= Margrethe Christiansen =

Danish folk high school teacher

Margrethe Sofie Charlotte Christiansen née Appel (1895–1971) was an influential Danish folk high school teacher who, together with her husband Carl Peder Ostenfeld Christiansen, taught for many years at Askov Højskole. In 1934, she and her husband were appointed leaders of Frederiksborg Højskole where she increasingly took over responsibilities for leadership until her husband's death in 1951. She later spent periods at Bordings Friskole and Snoghøj Højskolen. Active as a public speaker and writer, she is remembered for her biographies of her schoolteacher parents.

==Biography==
Born on 20 August 1895 in Askov, Vejen Municipality, in the south of Jutland, Margrethe Sofie Charlotte Appel was the daughter of Jacob Christian Lindberg Appel (1866–-1931), a folk high school headmaster and later a minister, and Ingeborg Schrøder (1868–1948), an early female gymnastics teacher.
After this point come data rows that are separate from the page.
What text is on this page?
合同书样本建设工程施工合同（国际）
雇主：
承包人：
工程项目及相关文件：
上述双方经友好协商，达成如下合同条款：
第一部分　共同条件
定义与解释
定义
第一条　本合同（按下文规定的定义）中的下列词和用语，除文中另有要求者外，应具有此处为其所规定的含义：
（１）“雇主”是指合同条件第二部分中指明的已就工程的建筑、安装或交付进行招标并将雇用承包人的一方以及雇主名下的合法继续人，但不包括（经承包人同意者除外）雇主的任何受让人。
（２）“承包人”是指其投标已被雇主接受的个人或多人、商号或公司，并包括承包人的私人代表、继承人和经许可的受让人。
Brought up at Askøv School, she decided at an early age that like her mother, she wanted to become a folk high school teacher. She took the preparatory examination in 1912 after which she continued her education at Askøv and at Sörängen Folkhögskola in Sweden. She spent the winter months in Copenhagen, living with her father who was now Church Minister. She received singing and music lessons and learnt German on the side. Later, in 1919, while in Copenhagen she obtained professional teaching qualifications in Danish and in German, complemented by a study trip to Germany.

On 28 December 1919, she married Carl Peder Ostenfeld Christiansen (1887–1951), a history teacher at Askov School. She was employed there as a teacher specializing in Danish while, together with her husband, she cared for one of the school's boarding houses. She also taught handicrafts and became a co-founder of Højskolernes Håndarbejde, a folk high school handicrafts association.
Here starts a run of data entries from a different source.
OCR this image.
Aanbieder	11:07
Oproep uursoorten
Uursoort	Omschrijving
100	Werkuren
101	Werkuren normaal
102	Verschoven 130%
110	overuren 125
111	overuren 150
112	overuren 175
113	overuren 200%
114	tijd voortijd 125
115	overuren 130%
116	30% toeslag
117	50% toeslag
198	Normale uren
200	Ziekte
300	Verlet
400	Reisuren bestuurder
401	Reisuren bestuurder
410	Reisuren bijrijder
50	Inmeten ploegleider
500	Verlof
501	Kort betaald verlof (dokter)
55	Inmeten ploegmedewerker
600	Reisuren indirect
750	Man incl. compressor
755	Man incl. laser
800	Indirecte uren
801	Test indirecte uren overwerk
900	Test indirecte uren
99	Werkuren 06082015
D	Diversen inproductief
Margrethe Christiansen became an outstanding teacher, developing a deep commitment to Askov School. It must therefore have been difficult for her to accept her father's decision in 1928 to invite another couple, Karen and Jens Therkelsen Arnfred, to run the school following his retirement. She and her husband nevertheless continued to teach at Askov until 1934 when they accepted an offer to head Frederiksborg Højskole. Under their leadership, the school, known from 1937 Grundtvigs Højskole or Grundtvig's Folk High School, became recognized as a large and successful establishment. Margrethe took care of the school's boarding facilities and its administration while continuing to teach Danish literature. From 1934, she took a special interest in the girls who had been newly admitted to the school, instructing them in the responsibilities of women and encouraging them to appreciate music. After her husband suffered a heart attack in 1936, she had to take on ever more responsibilities.
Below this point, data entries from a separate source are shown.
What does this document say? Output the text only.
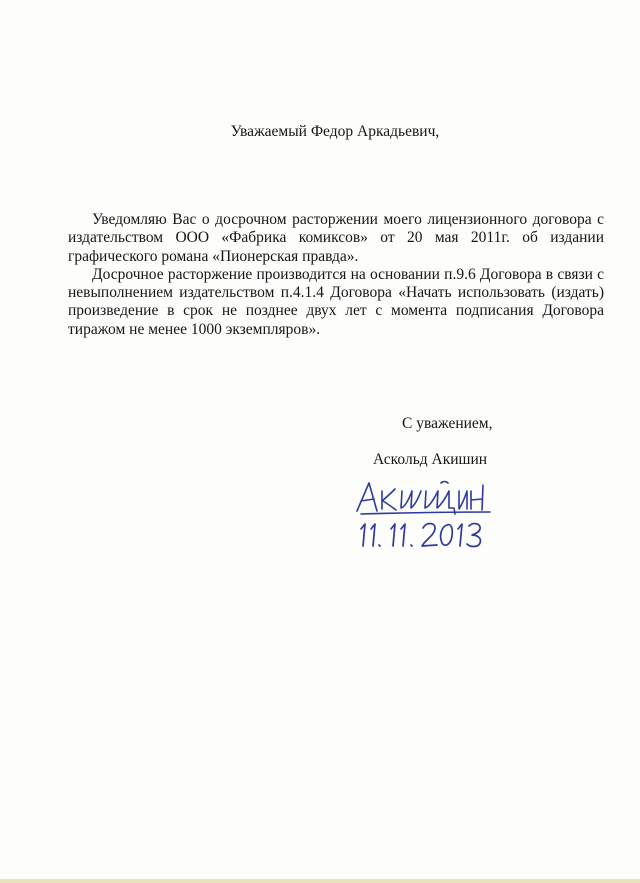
Уважаемый Федор Аркадьевич,

Уведомляю Вас о досрочном расторжении моего лицензионного договора с издательством ООО «Фабрика комиксов» от 20 мая 2011г. об издании графического романа «Пионерская правда».

Досрочное расторжение производится на основании п.9.6 Договора в связи с невыполнением издательством п.4.1.4 Договора «Начать использовать (издать) произведение в срок не позднее двух лет с момента подписания Договора тиражом не менее 1000 экземпляров».

С уважением,
Аскольд Акишин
After her husband died in 1951, Christiansen taught at Bordings Friskole and then at Snoghøj Højskole before heading a folk high school in Oldenburg for a period. In parallel, she wrote biographies of her mother and father, published as Ingeborg Appel og Askov (1967) and Jacob Appel — en mand og hans arv (1970). In 1961, she was honoured as a Knight of the Dannebrog.

Margrethe Christiansen died in Gentofte on 1 May 1971.